SORONG, ODIYAIWUU.com — Anggota Dewan Perwakilan Daerah Republik Indonesia Agustinus R Kambuaya, SIP, SH, Senin (4/11) mengunjungi daerah pemilihannya, Provinsi Papua Barat Daya, setelah terpilih sebagai senator periode 2024-2029.
Dalam kunjungan tersebut, Agustinus, senator muda putra asli Papua, berkesempatan menyambangi warga transmigran di Kabupaten Sorong untuk bersilaturahmi, berdiskusi, dan bertukar informasi sekaligus menyerap aspirasi warga.
Dalam kesempatan itu, ia juga menyampaikan ihwal Undang-Undang Nomor 18 tentang Pangan dan perubahan kedua Undang-Undang Nomor 6 serta dan Peraturan Pemerintah Pengganti Undang-Undang Nomor 2 Tahun 2023 tentang Cipta Kerja.
“Berbagai fakta empiris yang disampaikan warga transmigrasi cukup pelik.

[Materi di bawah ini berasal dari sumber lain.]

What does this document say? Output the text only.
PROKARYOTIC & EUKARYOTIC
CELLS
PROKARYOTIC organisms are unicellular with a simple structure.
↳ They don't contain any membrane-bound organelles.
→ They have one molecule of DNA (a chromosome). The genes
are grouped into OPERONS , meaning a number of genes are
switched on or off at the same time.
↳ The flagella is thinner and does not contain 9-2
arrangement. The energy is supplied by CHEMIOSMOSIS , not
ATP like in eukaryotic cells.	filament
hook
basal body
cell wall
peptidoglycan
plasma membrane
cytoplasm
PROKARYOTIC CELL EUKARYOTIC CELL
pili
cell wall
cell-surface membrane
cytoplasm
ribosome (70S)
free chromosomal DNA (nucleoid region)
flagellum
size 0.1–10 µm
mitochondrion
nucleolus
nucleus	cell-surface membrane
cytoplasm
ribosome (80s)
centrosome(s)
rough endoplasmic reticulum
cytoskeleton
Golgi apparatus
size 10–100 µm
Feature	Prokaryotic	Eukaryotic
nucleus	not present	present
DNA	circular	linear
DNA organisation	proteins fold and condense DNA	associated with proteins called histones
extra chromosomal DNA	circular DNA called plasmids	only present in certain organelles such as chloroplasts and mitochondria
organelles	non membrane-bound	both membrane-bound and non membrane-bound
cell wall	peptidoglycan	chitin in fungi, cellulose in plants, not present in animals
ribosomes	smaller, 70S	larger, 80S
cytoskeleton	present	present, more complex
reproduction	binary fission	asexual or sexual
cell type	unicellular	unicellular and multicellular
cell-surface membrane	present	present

Salah satu soal paling pokok yang dihadapi warga transmigrasi adalah masalah tanah. Suparlan, salah seorang ketua RT mengaku bahwa tahun 1995 warga transmigran dibagikan sertifikat tanah. Sementara ada yang belum punya sertifikat hingga saat ini,” kata Agustinus Kambuaya dari Sorong, Papua Barat Daya, Kamis (7/11).
Warga transmigran yang belum memiliki sertifikat tanah setia membayar pajak. Sertifikat sebagai alas hak atas tanah tak kunjung dikantongi warga. Selain itu, kata Agustinus, instrumen peraturan perundang-undangan soal cipta karya dan pangan sesungguhnya belum mengakomodasi kepentingan warga transmigran.
“Persoalan lahan dan kepemilikan masih menjadi persoalan pelik hingga saat ini. Warga transmigran yang dikirim ke Sorong saat ini memasuki generasi kedua. Kenyataannya, mereka tidak bisa memproduksi hasil pertanian untuk swasembada pangan,” kata Agustinus.
Agustinus mengakui, meski memiliki lahan luas namun dukungan bibit, pupuk dan modal tidak ada. Akses pasar sekadar memasarkan hasil pertaniannya dalam jumlah besar untuk menambah ekonomi dan biaya pendidikan anak, juga tidak jelas. Pasahal, para petani transmigran maupun warga petani asli Papua sama-sama menanam.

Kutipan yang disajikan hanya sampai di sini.